L’espace d’un instant, le temps sembla basculer, le ramenant quinze ans en arrière. Et un jeune Damon se tenait, la tête inclinée, devant la gardienne d’Arilinn, Leonie, qui maintenant prenait de l’âge et dont Callista devait justement prendre la place. Elle n’était déjà plus très jeune alors, Leonie, et loin d’être belle, avec ses cheveux roux qui perdaient de leur éclat, et sa silhouette amaigrie.
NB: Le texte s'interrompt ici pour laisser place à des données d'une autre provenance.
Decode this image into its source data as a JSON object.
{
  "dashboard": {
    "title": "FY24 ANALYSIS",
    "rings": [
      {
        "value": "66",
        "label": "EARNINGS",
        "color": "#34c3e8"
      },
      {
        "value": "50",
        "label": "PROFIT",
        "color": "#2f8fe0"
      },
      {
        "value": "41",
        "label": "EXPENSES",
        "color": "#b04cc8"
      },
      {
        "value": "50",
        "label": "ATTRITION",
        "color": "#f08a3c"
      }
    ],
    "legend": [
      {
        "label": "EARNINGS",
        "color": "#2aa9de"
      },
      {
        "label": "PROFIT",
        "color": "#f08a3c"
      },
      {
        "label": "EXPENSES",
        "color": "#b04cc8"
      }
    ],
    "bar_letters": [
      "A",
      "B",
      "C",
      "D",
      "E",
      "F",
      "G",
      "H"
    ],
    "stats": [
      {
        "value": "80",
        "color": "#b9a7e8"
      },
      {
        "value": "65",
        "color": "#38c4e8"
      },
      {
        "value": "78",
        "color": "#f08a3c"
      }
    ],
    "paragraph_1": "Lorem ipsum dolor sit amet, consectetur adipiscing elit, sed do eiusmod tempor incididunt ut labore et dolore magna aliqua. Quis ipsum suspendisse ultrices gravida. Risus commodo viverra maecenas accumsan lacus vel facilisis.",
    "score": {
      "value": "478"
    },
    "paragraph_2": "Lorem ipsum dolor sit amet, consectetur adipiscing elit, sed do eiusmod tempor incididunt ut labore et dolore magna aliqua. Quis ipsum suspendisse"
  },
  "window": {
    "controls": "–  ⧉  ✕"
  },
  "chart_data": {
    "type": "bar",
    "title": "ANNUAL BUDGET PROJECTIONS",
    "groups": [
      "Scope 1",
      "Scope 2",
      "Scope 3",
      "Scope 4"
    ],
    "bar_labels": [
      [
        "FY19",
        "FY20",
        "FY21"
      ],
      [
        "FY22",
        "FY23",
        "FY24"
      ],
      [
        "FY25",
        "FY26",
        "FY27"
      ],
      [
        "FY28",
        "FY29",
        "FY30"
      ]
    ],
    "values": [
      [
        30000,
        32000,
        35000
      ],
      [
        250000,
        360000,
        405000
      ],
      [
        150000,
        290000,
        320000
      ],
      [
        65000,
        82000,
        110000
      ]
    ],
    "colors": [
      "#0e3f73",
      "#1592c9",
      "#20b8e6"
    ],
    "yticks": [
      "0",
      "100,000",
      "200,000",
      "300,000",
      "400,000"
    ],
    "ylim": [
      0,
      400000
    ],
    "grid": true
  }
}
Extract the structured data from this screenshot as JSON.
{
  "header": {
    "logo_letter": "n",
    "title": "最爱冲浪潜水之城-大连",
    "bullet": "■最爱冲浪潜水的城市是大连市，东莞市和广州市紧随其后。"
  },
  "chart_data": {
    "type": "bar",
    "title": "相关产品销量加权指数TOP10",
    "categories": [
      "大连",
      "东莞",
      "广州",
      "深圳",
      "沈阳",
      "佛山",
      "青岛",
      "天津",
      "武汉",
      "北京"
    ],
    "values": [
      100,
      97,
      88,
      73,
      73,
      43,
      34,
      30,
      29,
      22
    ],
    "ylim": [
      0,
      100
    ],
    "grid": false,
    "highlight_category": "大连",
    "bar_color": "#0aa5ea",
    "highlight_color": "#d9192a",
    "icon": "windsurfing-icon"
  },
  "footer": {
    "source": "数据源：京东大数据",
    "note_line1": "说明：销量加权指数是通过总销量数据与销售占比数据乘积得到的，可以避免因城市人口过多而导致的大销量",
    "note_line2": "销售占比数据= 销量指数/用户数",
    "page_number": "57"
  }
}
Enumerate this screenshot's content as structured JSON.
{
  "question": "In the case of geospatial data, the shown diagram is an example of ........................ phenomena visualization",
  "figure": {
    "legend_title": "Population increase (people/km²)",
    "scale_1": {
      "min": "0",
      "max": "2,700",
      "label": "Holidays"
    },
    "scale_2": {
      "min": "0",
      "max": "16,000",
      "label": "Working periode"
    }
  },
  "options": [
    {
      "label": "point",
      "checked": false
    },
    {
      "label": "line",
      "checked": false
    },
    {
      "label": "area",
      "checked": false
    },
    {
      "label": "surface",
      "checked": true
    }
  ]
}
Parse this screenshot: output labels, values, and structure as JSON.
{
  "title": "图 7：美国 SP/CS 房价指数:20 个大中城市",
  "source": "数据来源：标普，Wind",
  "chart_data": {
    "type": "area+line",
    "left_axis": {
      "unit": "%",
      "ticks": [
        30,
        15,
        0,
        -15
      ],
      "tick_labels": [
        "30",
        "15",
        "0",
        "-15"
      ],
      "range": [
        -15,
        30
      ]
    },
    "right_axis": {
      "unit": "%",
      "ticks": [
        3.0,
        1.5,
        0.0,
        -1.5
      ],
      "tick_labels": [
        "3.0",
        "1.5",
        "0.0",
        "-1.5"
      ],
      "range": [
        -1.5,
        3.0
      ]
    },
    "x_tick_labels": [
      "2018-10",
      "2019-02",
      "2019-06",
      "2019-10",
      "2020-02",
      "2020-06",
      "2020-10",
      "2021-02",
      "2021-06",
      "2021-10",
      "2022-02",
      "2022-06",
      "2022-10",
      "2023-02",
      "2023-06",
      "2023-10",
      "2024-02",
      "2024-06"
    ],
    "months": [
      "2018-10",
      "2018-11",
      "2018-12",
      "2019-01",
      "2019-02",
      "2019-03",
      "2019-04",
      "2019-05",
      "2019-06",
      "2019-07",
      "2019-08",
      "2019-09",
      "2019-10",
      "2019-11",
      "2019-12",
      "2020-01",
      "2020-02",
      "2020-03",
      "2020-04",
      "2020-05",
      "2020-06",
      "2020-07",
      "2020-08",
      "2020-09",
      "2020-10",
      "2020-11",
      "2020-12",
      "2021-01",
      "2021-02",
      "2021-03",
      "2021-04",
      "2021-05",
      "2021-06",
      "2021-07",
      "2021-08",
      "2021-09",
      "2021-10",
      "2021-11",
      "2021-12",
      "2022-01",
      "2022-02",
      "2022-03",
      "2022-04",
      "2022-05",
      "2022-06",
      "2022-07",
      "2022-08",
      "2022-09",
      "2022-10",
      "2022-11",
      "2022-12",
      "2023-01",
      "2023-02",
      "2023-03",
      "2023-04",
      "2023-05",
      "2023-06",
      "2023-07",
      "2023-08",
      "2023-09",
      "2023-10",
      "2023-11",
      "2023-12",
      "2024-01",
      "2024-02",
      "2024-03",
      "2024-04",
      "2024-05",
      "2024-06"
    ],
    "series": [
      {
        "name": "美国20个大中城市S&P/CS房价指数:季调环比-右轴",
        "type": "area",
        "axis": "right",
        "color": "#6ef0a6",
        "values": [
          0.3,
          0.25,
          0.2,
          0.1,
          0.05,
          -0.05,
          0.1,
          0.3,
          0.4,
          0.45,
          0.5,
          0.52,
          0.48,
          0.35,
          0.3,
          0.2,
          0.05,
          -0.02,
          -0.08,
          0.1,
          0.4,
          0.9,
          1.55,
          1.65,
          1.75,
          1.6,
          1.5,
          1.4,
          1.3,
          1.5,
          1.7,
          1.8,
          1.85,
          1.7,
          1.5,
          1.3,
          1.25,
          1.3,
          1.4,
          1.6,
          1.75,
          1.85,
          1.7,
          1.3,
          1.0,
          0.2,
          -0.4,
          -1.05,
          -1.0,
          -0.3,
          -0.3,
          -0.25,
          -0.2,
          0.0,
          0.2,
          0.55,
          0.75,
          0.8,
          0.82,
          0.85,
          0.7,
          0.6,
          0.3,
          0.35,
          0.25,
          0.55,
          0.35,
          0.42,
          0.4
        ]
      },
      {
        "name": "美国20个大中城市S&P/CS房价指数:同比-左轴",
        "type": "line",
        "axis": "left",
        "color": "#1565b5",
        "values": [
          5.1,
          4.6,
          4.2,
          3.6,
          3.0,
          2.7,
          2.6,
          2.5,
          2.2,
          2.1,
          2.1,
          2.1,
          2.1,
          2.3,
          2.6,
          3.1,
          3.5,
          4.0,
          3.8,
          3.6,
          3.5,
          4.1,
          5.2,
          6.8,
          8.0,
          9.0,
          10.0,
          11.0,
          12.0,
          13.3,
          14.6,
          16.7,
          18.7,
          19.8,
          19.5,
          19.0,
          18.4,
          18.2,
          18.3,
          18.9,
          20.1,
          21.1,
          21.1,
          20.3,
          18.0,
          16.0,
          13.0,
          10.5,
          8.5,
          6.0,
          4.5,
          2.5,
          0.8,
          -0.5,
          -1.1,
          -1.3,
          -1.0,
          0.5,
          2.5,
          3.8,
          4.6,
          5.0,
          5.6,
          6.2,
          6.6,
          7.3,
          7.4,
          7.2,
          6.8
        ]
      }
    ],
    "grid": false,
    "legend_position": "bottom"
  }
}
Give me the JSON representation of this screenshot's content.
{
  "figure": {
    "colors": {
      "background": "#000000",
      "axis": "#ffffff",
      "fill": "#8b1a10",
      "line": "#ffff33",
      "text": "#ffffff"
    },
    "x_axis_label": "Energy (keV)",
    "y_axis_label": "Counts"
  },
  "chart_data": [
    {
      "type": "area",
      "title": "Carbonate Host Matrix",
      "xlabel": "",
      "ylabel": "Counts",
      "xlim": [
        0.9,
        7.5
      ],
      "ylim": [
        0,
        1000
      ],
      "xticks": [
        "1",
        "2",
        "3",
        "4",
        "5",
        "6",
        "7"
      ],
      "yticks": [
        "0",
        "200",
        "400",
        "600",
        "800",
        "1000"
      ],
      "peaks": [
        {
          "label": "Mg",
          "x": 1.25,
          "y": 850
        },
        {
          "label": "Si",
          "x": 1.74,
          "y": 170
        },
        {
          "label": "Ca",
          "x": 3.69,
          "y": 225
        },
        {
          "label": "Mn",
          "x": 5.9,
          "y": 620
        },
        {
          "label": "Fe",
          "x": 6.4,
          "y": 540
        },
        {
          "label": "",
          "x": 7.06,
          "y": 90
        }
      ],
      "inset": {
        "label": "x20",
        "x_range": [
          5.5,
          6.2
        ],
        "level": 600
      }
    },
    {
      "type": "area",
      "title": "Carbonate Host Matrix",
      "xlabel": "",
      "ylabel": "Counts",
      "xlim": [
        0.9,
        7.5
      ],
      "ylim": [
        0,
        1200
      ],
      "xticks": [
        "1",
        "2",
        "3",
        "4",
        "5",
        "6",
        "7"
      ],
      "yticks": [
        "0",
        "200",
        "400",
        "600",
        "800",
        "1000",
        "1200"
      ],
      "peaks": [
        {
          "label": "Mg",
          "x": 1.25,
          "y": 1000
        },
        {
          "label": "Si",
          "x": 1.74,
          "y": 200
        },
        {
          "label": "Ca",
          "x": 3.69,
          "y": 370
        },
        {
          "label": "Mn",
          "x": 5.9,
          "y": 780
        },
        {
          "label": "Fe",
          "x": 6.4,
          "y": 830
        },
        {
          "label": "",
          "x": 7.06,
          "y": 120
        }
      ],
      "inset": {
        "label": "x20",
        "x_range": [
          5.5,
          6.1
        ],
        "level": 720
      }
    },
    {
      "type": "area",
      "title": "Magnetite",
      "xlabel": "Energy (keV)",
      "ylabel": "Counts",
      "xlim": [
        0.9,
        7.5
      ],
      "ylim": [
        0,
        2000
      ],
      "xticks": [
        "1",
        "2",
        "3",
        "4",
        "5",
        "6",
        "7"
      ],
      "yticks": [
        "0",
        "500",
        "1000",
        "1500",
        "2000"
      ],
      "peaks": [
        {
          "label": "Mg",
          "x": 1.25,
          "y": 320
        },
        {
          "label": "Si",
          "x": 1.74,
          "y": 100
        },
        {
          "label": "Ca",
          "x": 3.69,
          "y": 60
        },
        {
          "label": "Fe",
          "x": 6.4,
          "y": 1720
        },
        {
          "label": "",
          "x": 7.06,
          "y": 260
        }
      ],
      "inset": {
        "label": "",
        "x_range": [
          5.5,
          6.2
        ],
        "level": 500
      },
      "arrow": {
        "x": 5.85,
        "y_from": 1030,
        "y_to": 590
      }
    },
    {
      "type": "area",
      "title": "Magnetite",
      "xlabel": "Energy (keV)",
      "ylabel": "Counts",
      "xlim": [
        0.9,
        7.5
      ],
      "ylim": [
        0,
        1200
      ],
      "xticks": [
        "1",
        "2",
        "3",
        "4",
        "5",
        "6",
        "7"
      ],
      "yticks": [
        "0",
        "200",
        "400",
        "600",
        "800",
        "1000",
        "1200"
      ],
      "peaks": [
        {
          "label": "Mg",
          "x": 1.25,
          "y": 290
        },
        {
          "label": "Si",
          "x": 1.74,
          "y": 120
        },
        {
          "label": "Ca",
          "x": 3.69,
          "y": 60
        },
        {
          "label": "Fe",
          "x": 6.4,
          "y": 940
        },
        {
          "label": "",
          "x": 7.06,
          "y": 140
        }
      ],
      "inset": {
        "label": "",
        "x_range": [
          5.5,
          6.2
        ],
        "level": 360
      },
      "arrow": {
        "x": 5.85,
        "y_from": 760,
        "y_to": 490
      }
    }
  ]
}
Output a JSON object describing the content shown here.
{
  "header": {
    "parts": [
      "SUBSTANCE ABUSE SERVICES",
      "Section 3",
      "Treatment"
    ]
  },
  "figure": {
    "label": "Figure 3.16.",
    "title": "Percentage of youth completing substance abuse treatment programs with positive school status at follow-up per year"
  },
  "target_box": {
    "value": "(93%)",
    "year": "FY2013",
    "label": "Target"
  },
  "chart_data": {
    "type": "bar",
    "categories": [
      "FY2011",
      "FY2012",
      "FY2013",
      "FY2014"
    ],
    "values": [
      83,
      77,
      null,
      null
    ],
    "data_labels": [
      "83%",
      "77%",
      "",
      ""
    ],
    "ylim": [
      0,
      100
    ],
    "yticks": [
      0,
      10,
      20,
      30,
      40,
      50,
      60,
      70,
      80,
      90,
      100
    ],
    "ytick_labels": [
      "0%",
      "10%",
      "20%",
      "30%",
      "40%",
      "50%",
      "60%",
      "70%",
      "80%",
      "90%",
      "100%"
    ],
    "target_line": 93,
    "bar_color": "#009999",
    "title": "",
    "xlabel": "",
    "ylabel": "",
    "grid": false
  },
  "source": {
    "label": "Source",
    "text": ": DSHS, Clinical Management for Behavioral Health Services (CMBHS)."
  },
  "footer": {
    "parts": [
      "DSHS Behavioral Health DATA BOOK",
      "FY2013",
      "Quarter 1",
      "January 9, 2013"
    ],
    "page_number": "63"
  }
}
Mais ses yeux gris étaient remplis de douceur et de compassion.

— Non, Damon. Ce n’est pas que tu aies échoué ou que je sois mécontente de toi. Et nous tous, moi la première, t’aimons et t’apprécions. Mais tu es trop sensible, tu ne sais pas barricader tes pensées. Si tu avais été une femme, dans un corps de femme…

Elle avait alors posé légèrement la main sur son épaule.